Los Angeles : le MoCA face à son destin

Cinq ans après son sauvetage financier, le MoCA est encore en plein naufrage. Il a pour l’instant refusé que le Lacma lui porte secours

Par Maureen Marozeau · Le Journal des Arts

Le 26 mars 2013 - 999 mots

Cinq ans après le plan de sauvetage orchestré par le philanthrope milliardaire Eli Broad, le Museum of Contemporary Art de Los Angeles doit une nouvelle fois choisir entre son indépendance et un mariage salvateur. Son nouveau directeur n’a pas su renflouer son fonds de dotation, la programmation s’est étiolée et la conservation a été fragilisée.
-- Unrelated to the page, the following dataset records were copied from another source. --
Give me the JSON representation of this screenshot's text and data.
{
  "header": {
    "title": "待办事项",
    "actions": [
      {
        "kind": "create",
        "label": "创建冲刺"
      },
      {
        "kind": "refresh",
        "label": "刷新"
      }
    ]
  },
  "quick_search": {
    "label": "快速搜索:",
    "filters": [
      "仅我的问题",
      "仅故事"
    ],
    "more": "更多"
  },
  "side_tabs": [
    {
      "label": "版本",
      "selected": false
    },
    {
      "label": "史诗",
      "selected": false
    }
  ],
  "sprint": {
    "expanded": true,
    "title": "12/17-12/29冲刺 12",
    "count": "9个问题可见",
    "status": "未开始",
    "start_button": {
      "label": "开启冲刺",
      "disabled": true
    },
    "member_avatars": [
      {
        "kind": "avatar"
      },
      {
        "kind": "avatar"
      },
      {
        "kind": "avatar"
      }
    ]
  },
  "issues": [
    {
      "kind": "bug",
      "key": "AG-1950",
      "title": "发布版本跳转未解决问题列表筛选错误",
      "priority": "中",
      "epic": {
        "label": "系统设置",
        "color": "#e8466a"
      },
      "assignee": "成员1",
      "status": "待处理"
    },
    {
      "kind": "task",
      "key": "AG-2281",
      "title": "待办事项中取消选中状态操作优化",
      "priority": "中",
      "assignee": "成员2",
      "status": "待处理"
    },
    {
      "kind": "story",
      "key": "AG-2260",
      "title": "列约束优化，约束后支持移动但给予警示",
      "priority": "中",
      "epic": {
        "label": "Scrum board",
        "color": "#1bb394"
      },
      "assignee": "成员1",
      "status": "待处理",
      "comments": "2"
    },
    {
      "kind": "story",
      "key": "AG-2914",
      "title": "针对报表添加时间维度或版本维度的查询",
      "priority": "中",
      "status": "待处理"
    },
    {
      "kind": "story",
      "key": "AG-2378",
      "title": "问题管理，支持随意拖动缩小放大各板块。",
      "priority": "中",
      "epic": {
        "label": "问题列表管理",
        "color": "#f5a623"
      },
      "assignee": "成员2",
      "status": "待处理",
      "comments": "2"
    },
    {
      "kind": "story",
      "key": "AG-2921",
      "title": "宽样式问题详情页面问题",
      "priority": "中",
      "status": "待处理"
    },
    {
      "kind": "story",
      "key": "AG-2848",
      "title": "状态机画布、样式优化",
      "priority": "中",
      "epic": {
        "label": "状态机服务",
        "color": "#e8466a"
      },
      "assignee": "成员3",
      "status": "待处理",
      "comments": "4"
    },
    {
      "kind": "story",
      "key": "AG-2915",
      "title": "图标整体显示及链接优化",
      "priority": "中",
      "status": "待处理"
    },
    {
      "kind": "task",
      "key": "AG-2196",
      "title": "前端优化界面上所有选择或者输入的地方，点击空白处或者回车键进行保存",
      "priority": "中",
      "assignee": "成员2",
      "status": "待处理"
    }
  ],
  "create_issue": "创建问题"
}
LOS ANGELES - Et bis repetita. Pour la seconde fois en cinq ans, le Museum of Contemporary Art de Los Angeles (MoCA) se retrouve dans une situation inquiétante. En 2008, les déboires du musée d’art contemporain le plus important du pays avaient déjà fait les gros titres. Aussi riche soit sa programmation, aussi révérées soient ses expositions, aussi intelligentes soient ses acquisitions, le musée tournait à perte. Il s’était même résolu à enfreindre son règlement en puisant dans son maigre fonds de dotation. Sa réputation était alors telle que les artistes, l’élite philanthropique de la ville et le public se sont mobilisés. Les administrateurs se sont dit ouverts à toute proposition, et l’auguste Los Angeles County Museum of Art (Lacma) a aussitôt offert de prendre le musée sous sa coupe. Chérissant son indépendance, le MoCA lui préféra le plan de sauvetage de l’un de ses anciens administrateurs-fondateurs, Eli Broad : 15 millions de dollars potentiels sur cinq ans pour la programmation, et 15 autres millions  pour le fonds de dotation – pour toucher un million d’Eli Broad, le musée doit en avoir levé autant de son côté.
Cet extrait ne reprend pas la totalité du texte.